Curie vs Tesla? Autonomous sensors embedded in the pavement

Curie vs Tesla? Autonomous sensors embedded in the pavement

To a large extent, when driving on the road, our safety depends on the state of the pavement. Real-time information provided by embedded sensors can help us to take action before deterioration (risk) occurs. What can we do to power these autonomous sensors? Piezoelectric devices vs. wireless power transmission?

The fundamental objective of road pavement is to provide users with a quality service that meets their mobility needs during the lifetime for which it is designed. A situation of deterioration generates a greater risk of an accident, more driving discomfort, fuel consumption, vehicle deterioration, harmful emissions to the atmosphere…

In May 2016, the Spanish Road Association (AEC) published the report “Study on Conservation Investment Needs” to review the state of the Spanish road network. The report notes that the state of maintenance of roads continues to worsen. If this trend continues, before 2020 it will be necessary to rebuild a good part of the network.

I agree with the experts that the conservation of our roads cannot be left to chance: nor to depend on crisis situations that force the budget to be reduced or to wait for irreversible situations.

In these circumstances, it is necessary to continue developing new technologies and methodologies that support the management of infrastructures and that allow conserving and rehabilitating our road network at the lowest economic and environmental cost.

Instrumentation with sensors embedded in the pavement

Traffic and environment/weather conditions, aggravated by climate change problems, significantly affect the pave roads deterioration.

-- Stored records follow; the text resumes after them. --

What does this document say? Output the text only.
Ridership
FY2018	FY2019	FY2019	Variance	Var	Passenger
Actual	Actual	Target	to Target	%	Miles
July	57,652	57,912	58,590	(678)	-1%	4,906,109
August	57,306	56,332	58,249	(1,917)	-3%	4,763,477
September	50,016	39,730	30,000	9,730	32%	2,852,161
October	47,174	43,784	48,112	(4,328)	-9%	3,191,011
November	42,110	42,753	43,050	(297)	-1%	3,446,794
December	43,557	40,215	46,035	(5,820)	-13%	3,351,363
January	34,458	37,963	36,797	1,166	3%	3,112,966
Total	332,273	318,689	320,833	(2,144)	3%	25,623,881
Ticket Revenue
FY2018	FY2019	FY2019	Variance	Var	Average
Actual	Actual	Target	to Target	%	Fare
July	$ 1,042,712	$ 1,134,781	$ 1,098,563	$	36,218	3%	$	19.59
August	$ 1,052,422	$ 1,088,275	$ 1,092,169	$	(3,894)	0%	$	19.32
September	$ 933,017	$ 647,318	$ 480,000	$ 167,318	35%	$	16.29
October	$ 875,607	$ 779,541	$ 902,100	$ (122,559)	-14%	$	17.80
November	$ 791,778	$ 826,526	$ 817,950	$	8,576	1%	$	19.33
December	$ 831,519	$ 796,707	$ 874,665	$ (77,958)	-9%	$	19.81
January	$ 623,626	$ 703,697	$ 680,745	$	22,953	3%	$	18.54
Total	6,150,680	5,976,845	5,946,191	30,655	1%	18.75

The number of axles, the load per axis, the vehicles speed…, affect the structural behavior of the pavement. Solar radiation, rainfall, thermal gradients, ice-melt cycles, melting salts used against ice or the spillage of oils and fuels, among other factors, have a significant impact on pavement life and fatigue.

Preventive maintenance is necessary based on information on the state of the pavement and aimed to prevent the occurrence of this deterioration or to correct it quickly through repair and maintenance.

Visual inspection and periodic auscultation are commonly used to assess the condition of a pavement. A dynamic alternative is the instrumentation with sensors embedded in the pavement. With continuous monitoring it is intended that those who make decisions can know, in real time, the status of the pavement.

Experiences such as those of the CENIT OASIS project, in which we collaborate with OHL Concesiones and GEOCISA, endorse this alternative, not without difficulties such as that the sensors overcome the aggressive conditions during the spread and the compaction, or feed the sensors along the lifetime of an asphalt pavement that is normally between 20 and 30 years.

In this second aspect, since wired power is not always available or to overcome the problems of wiring flexibility, a significant technological challenge is to embed autonomous sensors in the pavement with non-wired power supply and wireless communication. How to provide energy to the sensors without cables and during the lifetime of the pavement?

Piezoelectric devices vs. wireless power transmission?

Opposite to batteries power supply, which have a limited energy, requires a periodic replacement or recharge, the sensors can be powered with energy captured from the road itself, for example by means of piezoelectric devices.

At the end of the 19th century, Pierre and his brother Jacques Curie discover the piezoelectric effect, a phenomenon that occurs in certain crystals that when subjected to pressure or mechanical movement, electrical energy is generated. On the road, part of the vehicle’s energy is converted into vertical deformation of the pavement that can be transformed into electrical energy by piezoelectric devices. The amount of energy generated depends on the number of vehicles passing.

In the CIEN REPARA 2.0 project we have choosed another method, investigating, in collaboration with Sacyr Construcción, Acciona Infraestructuras, Repsol, Fractalia, CHM, Censo, Solid Forest and Inzamac, the recharge of the autonomous sensors batteries by mean of wireless power transmission.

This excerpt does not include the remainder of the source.